Tod in der Klamm: Wer ist schuld?
Fahrlässige Tötung verneint. Ein Baumteil erschlug in der Mauthner Klamm eine Vierjährige beim Wandern. Die Staatsanwaltschaft stellte die Ermittlungen ein, die Eltern kämpfen dagegen an.
Ein Baum erschlug eine Vierjährige. Die Staatsanwaltschaft stellte die Ermittlungen ein.
Wien. Das Unglück kam buchstäblich aus heiterem Himmel. Ein Wiener Ehepaar war im Sommer 2019 bei bestem Wetter mit seiner vierjährigen Tochter in die Mauthner Klamm (Bezirk Hermagor) gewandert. Ihr Ziel: das Schwarzbrünnl. Ein harmloser Spaziergang, wie sie meinten. Als die drei den Rückweg antreten wollten, stürzte plötzlich aus großer Höhe ein mehr als einen Meter langes Stück eines dünnen Baums auf den Kopf des Mädchens, das direkt vor seinem Vater stand.
Das Kind erlitt ein SchädelHirn-Trauma, fiel sofort ins Koma und konnte auch nach dem Abtransport mit dem Notarzthubschrauber ins LKH Klagenfurt nicht gerettet werden. War ihr Tod auf Fahrlässigkeit zurückzuführen?
„Unabsehbares Naturereignis“
Die Staatsanwaltschaft ermittelte wegen grob fahrlässiger Tötung: gegen den damaligen Bürgermeister der Gemeinde, die Halterin des Wegs war und ihn als attraktives Ausflugsziel beworben hatte, gegen den Eigentümer des Walds bei der Unfallstelle und gegen den Verantwortlichen eines Unternehmens, das für Wartungsarbeiten an dem Spazierweg durch die Schlucht zuständig war.
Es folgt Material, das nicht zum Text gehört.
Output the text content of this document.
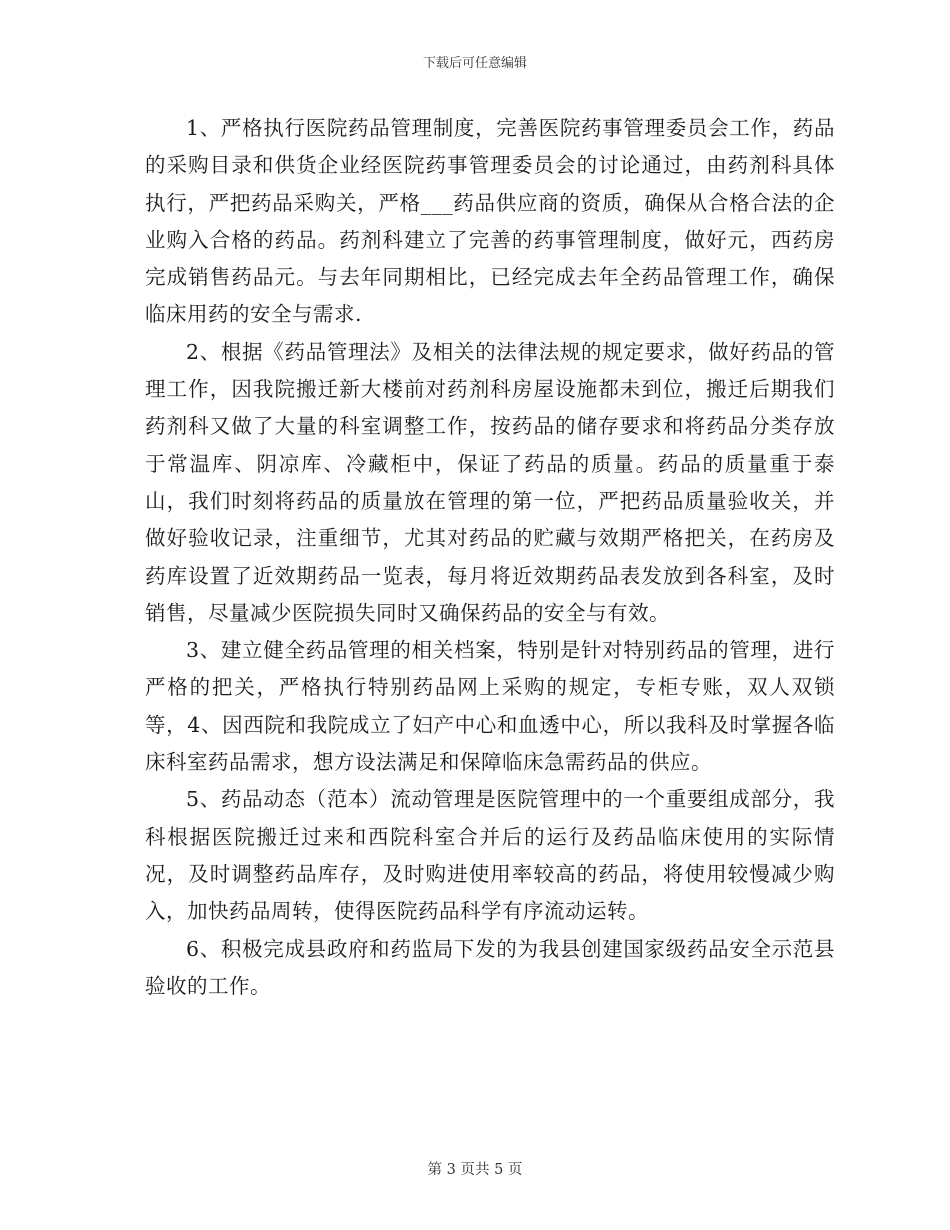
下载后可任意编辑

1、严格执行医院药品管理制度，完善医院药事管理委员会工作，药品的采购目录和供货企业经医院药事管理委员会的讨论通过，由药剂科具体执行，严把药品采购关，严格___药品供应商的资质，确保从合格合法的企业购入合格的药品。药剂科建立了完善的药事管理制度，做好元，西药房完成销售药品元。与去年同期相比，已经完成去年全药品管理工作，确保临床用药的安全与需求.

2、根据《药品管理法》及相关的法律法规的规定要求，做好药品的管理工作，因我院搬迁新大楼前对药剂科房屋设施都未到位，搬迁后期我们药剂科又做了大量的科室调整工作，按药品的储存要求和将药品分类存放于常温库、阴凉库、冷藏柜中，保证了药品的质量。药品的质量重于泰山，我们时刻将药品的质量放在管理的第一位，严把药品质量验收关，并做好验收记录，注重细节，尤其对药品的贮藏与效期严格把关，在药房及药库设置了近效期药品一览表，每月将近效期药品表发放到各科室，及时销售，尽量减少医院损失同时又确保药品的安全与有效。

3、建立健全药品管理的相关档案，特别是针对特别药品的管理，进行严格的把关，严格执行特别药品网上采购的规定，专柜专账，双人双锁等，4、因西院和我院成立了妇产中心和血透中心，所以我科及时掌握各临床科室药品需求，想方设法满足和保障临床急需药品的供应。

5、药品动态（范本）流动管理是医院管理中的一个重要组成部分，我科根据医院搬迁过来和西院科室合并后的运行及药品临床使用的实际情况，及时调整药品库存，及时购进使用率较高的药品，将使用较慢减少购入，加快药品周转，使得医院药品科学有序流动运转。

6、积极完成县政府和药监局下发的为我县创建国家级药品安全示范县验收的工作。

第 3 页共 5 页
Die Staatsanwaltschaft erkannte aber kein strafbares Verhalten und stellte das Verfahren ein: Der Tod des Mädchens sei auf ein unvorhersehbares Naturereignis zurückzuführen und könne keinem der Beschuldigten zur Last gelegt werden.
Ein Sachverständigengutachten hatte Folgendes ergeben: Das Stück eines acht Zentimeter dicken Stamms einer abgestorbenen Tanne dürfte höchstwahrscheinlich am Vortag des Unfalls, als Sturmböen mit bis zu 80 km/h durch die Klamm geweht hatten, abgebrochen und tags darauf mehr als 80 Meter in die Tiefe gestürzt sein. Der Sachverständige hatte gemeint, dass der tote Baum vorsorglich nur von einem Spezialisten unter Einsatz von Seilklettertechnik hätte umgeschnitten werden können. Aus demselben Gutachten ergab sich allerdings, dass Polizisten ohne Kletterei den verblie
benen Totholzstummel ausfindig gemacht und ein Stück zur Identifizierung abgesägt hatten.
Versäumnisse sehen die Eltern, die bis heute nicht über den Tod des Mädchens hinweggekommen sind, aber woanders. Sie fanden heraus, dass sich an der gleichen Stelle schon zuvor ein ganz ähnlicher Unfall ereignet hatte: In nur 20 Metern Entfernung war eine Niederländerin von herabstürzendem
Holz und Gestein verletzt worden. Nach Meinung der Eltern hätten die Verantwortlichen in Kenntnis dieses Unfalls vorbeugend aktiv werden müssen: Die bekannte Gefahr hätte beseitigt gehört.
Keine Sicherung oder Warnung
Wenn das Totholz nicht entfernt werden kann, hätte man im Bereich des Schwarzbrünnls eine Sicherung anbringen müssen: ein Sicherheitsnetz, das keineswegs über die komplette Schlucht hätte gespannt werden müssen, wie die Staatsanwältin mit gutem Grund als unzumutbar verwarf. Für ein Sicherheitsnetz hätte auch gesprochen, dass man vom Weg aus den darüberliegenden Hang nicht überblicken kann. Zumindest aber, so meinen die Eltern, hätte ein Warnhinweis angebracht werden müssen wie „Vorsicht! Herabfallende Äste!“. Nicht einmal den gab es nach dem ersten Vorfall.
Die Eltern waren schon relativ alt gewesen, als sie ihr einziges Kind bekommen hatten, ihr ein und alles. Sie sind überzeugt: Sie hätten glaubwürdig versichern können, dass sie in Anbetracht eines solchen Schildes sofort kehrtgemacht und die Schlucht verlassen hätten – wenn die zuständige Staatsanwältin sie angehört hätte.
Mutter und Vater hatten sich dem Strafverfahren als Privatbeteiligte angeschlossen. Nach dessen Einstellung durch die Staatsanwaltschaft beantragten sie nun bei Gericht, das Verfahren doch noch fortführen zu lassen.